The purpose of the client credentials grant flow is to enhance the ability of the client to bracket their privileges.
Here's the idea. You have a small piece of glue code which actually talks to the authorization server. It does the usual authorization code grant flow on behalf of other parts of the client and returns access tokens, like a proxy server. The rest of your code is then blissfully unaware of most of the OAuth complexity, and only has tokens for the specific resources that it needs to operate on. This is good, because it provides for privilege bracketing, reducing the amount of damage that can be done if a specific portion of the client is compromised. It also makes audit logging simpler and harder to subvert. You are likely to derive more security benefit from this if the proxy is heavily isolated from the rest of the client, such as by running on a separate machine, and only communicating with the rest of the client through a narrow and simple API. The proxy can also perform any sort of internal authentication which may be appropriate to the client's needs, to ensure that each component can only request tokens scoped to the appropriate permissions or resources.

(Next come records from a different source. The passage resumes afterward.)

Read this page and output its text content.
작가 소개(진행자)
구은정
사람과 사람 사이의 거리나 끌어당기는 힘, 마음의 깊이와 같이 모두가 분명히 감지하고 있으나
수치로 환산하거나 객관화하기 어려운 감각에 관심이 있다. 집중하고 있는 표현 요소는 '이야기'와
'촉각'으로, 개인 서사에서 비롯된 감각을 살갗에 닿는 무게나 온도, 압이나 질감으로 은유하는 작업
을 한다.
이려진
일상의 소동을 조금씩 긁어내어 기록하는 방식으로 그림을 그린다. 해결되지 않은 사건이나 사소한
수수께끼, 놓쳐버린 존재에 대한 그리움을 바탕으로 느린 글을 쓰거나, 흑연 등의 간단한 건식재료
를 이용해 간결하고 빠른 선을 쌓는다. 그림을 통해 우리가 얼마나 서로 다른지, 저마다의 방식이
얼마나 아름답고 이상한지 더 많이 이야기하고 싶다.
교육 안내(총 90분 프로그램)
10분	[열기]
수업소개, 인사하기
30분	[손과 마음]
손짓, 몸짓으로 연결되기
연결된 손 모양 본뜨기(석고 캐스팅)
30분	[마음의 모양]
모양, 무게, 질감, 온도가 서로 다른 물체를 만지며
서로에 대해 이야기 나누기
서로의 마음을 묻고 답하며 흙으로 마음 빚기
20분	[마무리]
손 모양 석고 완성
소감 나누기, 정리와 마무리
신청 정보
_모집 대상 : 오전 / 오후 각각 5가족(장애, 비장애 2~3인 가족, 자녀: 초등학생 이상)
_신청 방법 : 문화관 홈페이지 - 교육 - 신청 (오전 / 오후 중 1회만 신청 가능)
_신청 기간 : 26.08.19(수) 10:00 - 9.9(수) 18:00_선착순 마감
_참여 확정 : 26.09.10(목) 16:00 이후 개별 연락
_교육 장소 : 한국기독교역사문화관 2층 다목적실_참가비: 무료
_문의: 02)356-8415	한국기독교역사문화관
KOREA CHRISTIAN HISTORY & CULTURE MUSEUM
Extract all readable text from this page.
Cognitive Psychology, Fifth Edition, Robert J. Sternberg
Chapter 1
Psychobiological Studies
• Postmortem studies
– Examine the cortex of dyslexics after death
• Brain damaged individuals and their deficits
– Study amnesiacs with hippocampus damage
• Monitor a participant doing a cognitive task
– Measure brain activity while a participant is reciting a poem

But then you have a problem: Sometimes, part of the client wants to interact with a resource which does not belong to any end user, but instead belongs to the client as a whole. This might involve provisioning, billing, or any number of other administrative processes which are not specific to one end user. The "easy way out" is to give this piece of the client the same credential you gave to the aforementioned proxy, so that it can prove its identity. But if you do that, then this component will be able to do anything that the client as a whole can do, including requesting unrelated access tokens. This breaks our nice privilege bracketing.
This is the problem which the client credentials grant flow is designed to solve. The component which wants to do (whatever administrative thing) simply asks the OAuth proxy to obtain a client token for the specific resource it needs, and the proxy does so. That token is then scoped to this specific administrative task, and in no way entitles the component to access a user's data or anything else which is "not its job."